It's not an easy thing to do.
Not just anyone can do it the first time they try.
Really, it takes a bit of dexterous flair, a certain tactical finesse, and a few servings of cosmic luck.
But, miraculously, I managed it.
I successfully tossed my cell phone from my inflatable mattress into a narrow-mouthed glass of orange juice.
I instinctually, unintentionally and exactly calculated the weight and velocity of my flying communication devise, while taking into account gravitational and morning-wind-through-the-window variables to successfully perform this act.
What a miracle to accomplish such a grand feat purely by accident! Just imagine the ego-tickling pride and self-reaffirming dignity I must be feeling right now! Such inspirational and self-glorifying accomplishments don't come every day, you know.

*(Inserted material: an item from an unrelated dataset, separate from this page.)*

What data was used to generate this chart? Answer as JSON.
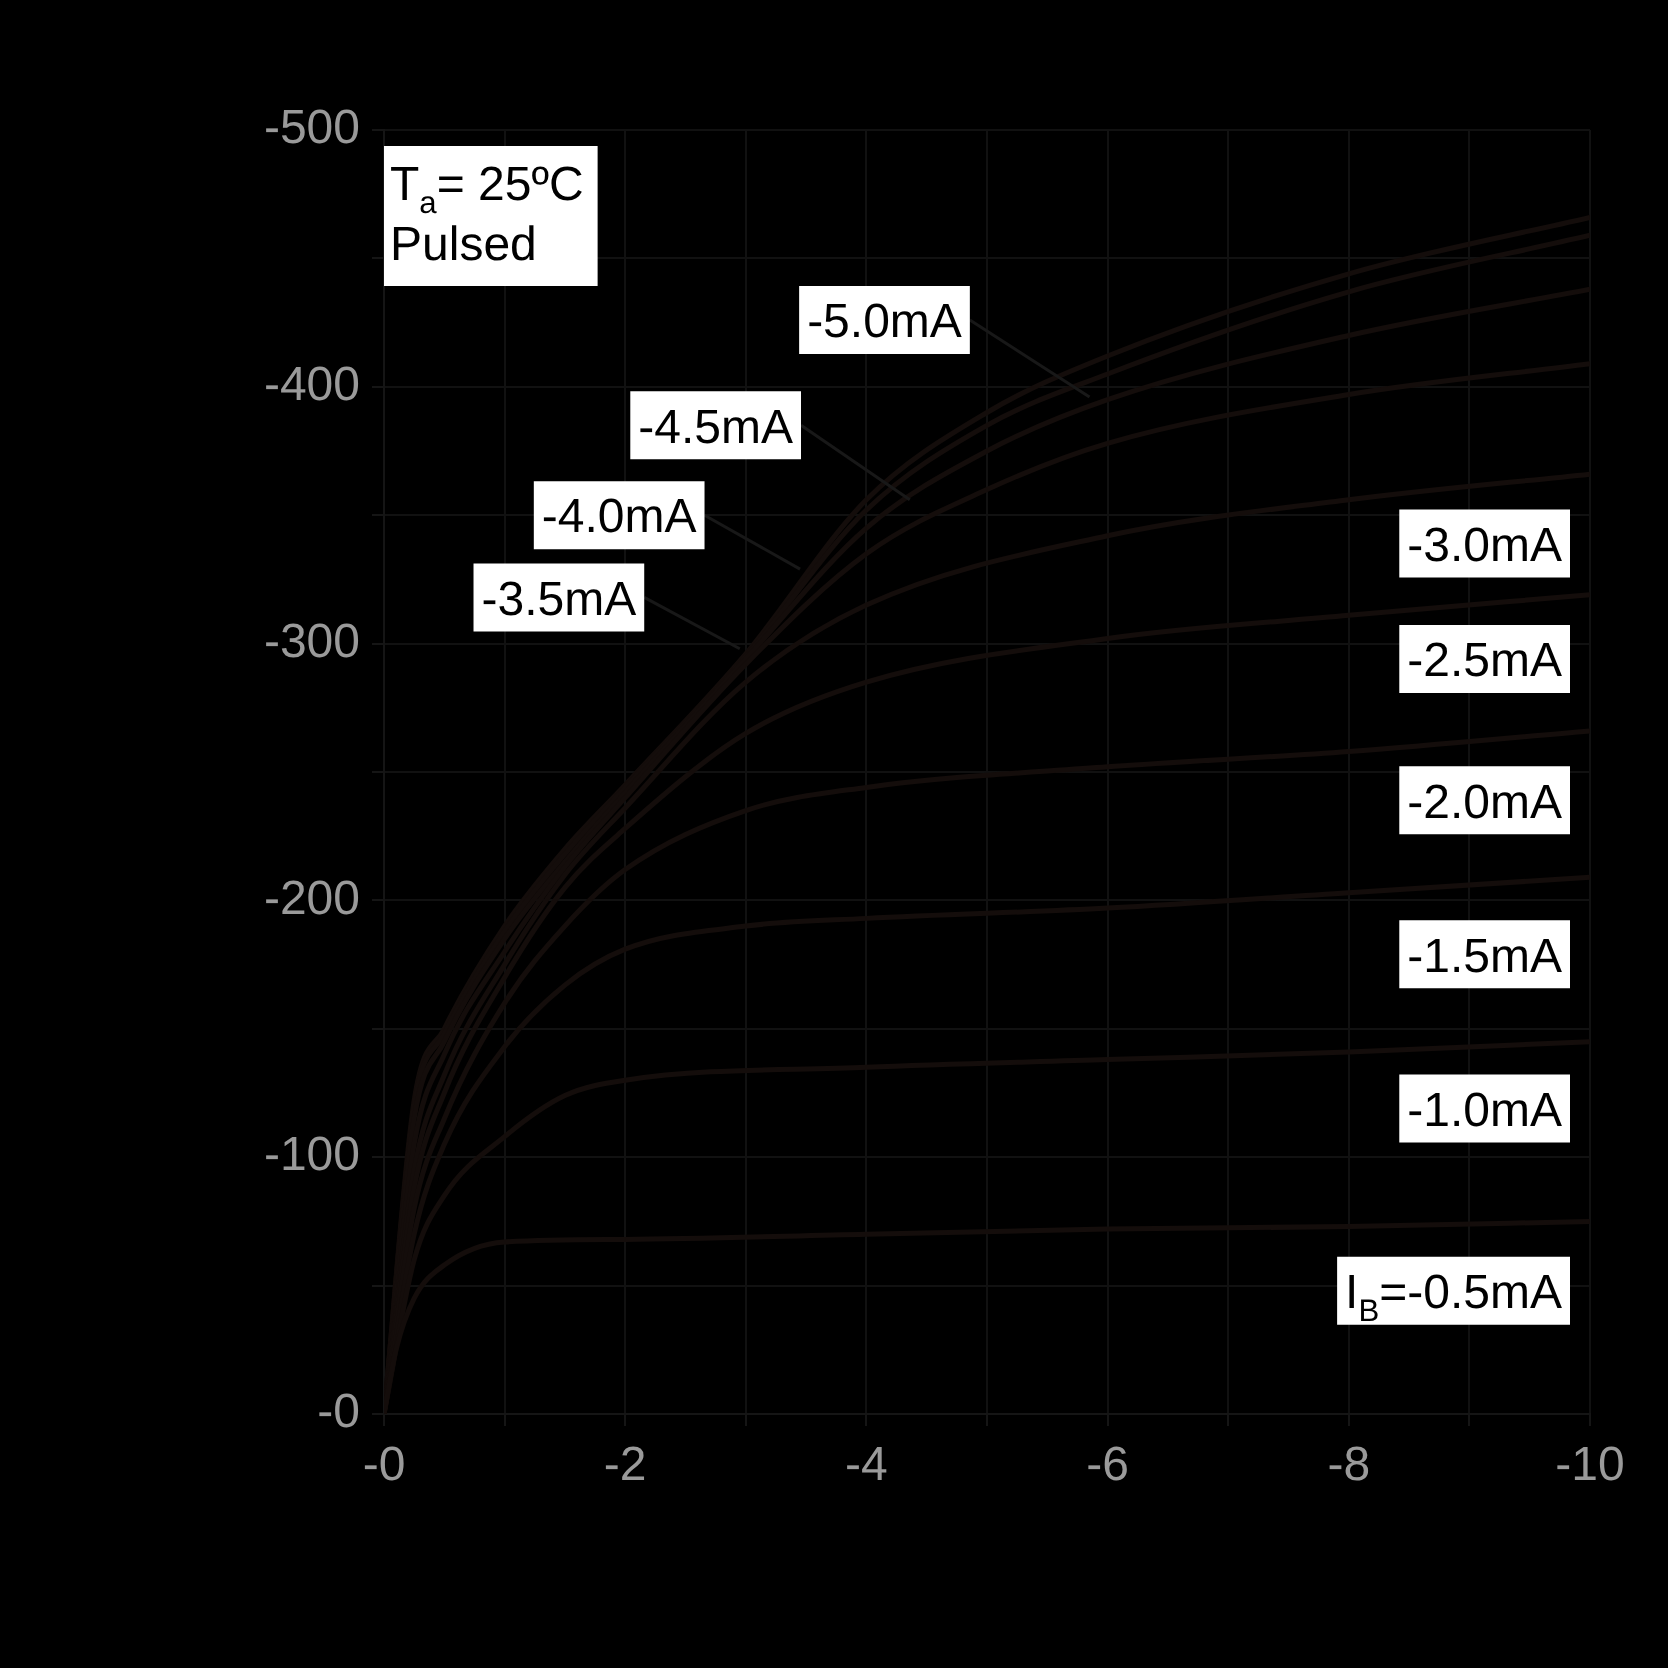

Well..., perhaps it was for the best... Mister E suggested that it was my subconscious’s only way of chewing through the leash; its only way of liberating its free spirit from the confining whips of lovers, prospective employers, family and those ever-pesky good friends.
I, on the other hand, just can't help but be amused by the ever-outstanding preciseness of the universe's random exactness.
I mean..., how many other times in my life have I arbitrarily tossed an object, only for it to fall safely onto a stack of books, a carpet or a pine-needled floor? What are the odds that my projectile should land directly in a glass of citrus sweetness, complete with home-style pulp?!
Anyway, it’s occurrences like this that re-instill my momma’s-milk faith in the Great Winged Platypus and her crafty plans for us all.
(P.S. If you’re still finding that your questions about life, existence, meaning (and why arbitrary objects land in orange juice) are not being satisfactorily answered…, I’d be happy to send you further info on the religious teachings of the Great Platy-Pussy).